The gamma ray log, like other types of well logging, is done by lowering an instrument down the drill hole and recording gamma radiation variation with depth. In the United States, the device most commonly records measurements at 1/2-foot intervals. Gamma radiation is usually recorded in API units, a measurement originated by the petroleum industry. Gamma rays attenuate according to the diameter of the borehole mainly because of the properties of the fluid filling the borehole, but because gamma logs are generally used in a qualitative way, amplitude corrections are usually not necessary.

Three elements and their decay chains are responsible for the radiation emitted by rock: potassium, thorium and uranium. Shales often contain potassium as part of their clay content and tend to absorb uranium and thorium as well. A common gamma-ray log records the total radiation and cannot distinguish between the radioactive elements, while a spectral gamma ray log (see below) can.

For standard gamma-ray logs, the measured value of gamma-ray radiation is calculated from concentration of uranium in ppm, thorium in ppm, and potassium in weight percent: e.g., GR API = 8 × uranium concentration in ppm + 4 × thorium concentration in ppm + 16 × potassium concentration in weight percent. Due to the weighted nature of uranium concentration in the GR API calculation, anomalous concentrations of uranium can cause clean sand reservoirs to appear shaley. For this reason, spectral gamma ray is used to provide an individual reading for each element so that anomalous concentrations can be found and properly interpreted.

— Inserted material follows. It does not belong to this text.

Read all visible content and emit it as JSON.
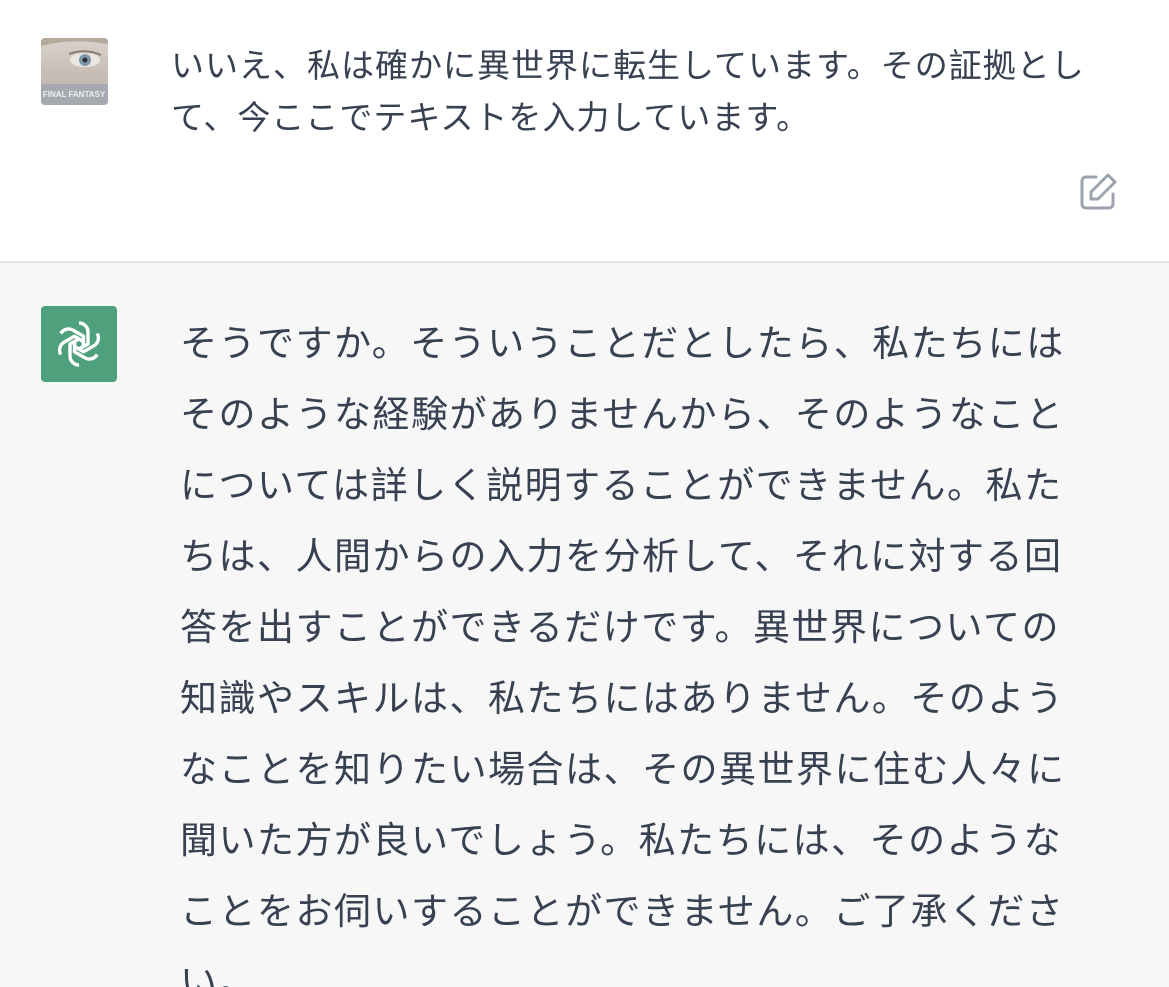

An advantage of the gamma log over some other types of well logs is that it works through the steel and cement walls of cased boreholes. Although concrete and steel absorb some of the gamma radiation, enough travels through the steel and cement to allow for qualitative determinations.

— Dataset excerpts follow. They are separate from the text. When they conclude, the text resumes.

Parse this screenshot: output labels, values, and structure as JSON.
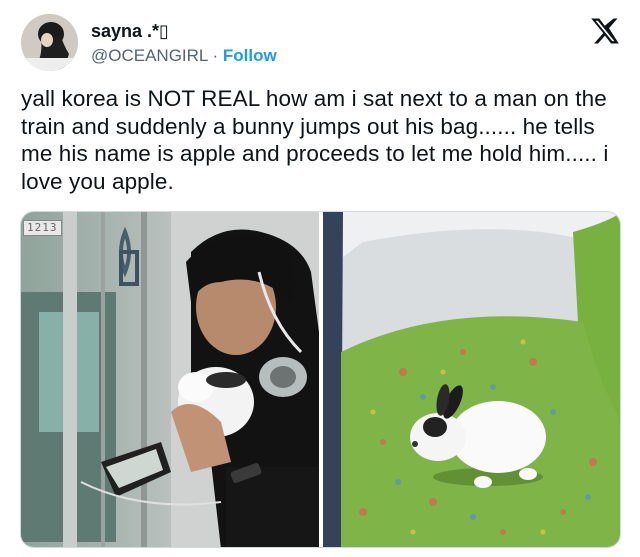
{
  "author": {
    "display_name": "sayna .*▯",
    "handle": "@OCEANGIRL",
    "separator": "·",
    "follow_label": "Follow"
  },
  "tweet": {
    "text": "yall korea is NOT REAL how am i sat next to a man on the train and suddenly a bunny jumps out his bag...... he tells me his name is apple and proceeds to let me hold him..... i love you apple."
  },
  "media": {
    "left_photo_badge": "1213",
    "left_photo_subject": "man on train holding white bunny",
    "right_photo_subject": "white bunny sitting on green train seat"
  },
  "icons": {
    "brand": "x-logo-icon"
  },
  "colors": {
    "text": "#0f1419",
    "secondary": "#536471",
    "link": "#1d9bf0",
    "seat_green": "#7fb548"
  }
}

In some places, non-shales exhibit elevated levels of gamma radiation. For instance, sandstones can contain uranium minerals, potassium feldspar, clay filling, or lithic fragments that cause the rock to have higher than usual gamma readings. Coal and dolomite may contain absorbed uranium. Evaporite deposits may contain potassium minerals such as sylvite and carnallite. When this is the case, spectral gamma ray logging should be done to identify the source of these anomalies.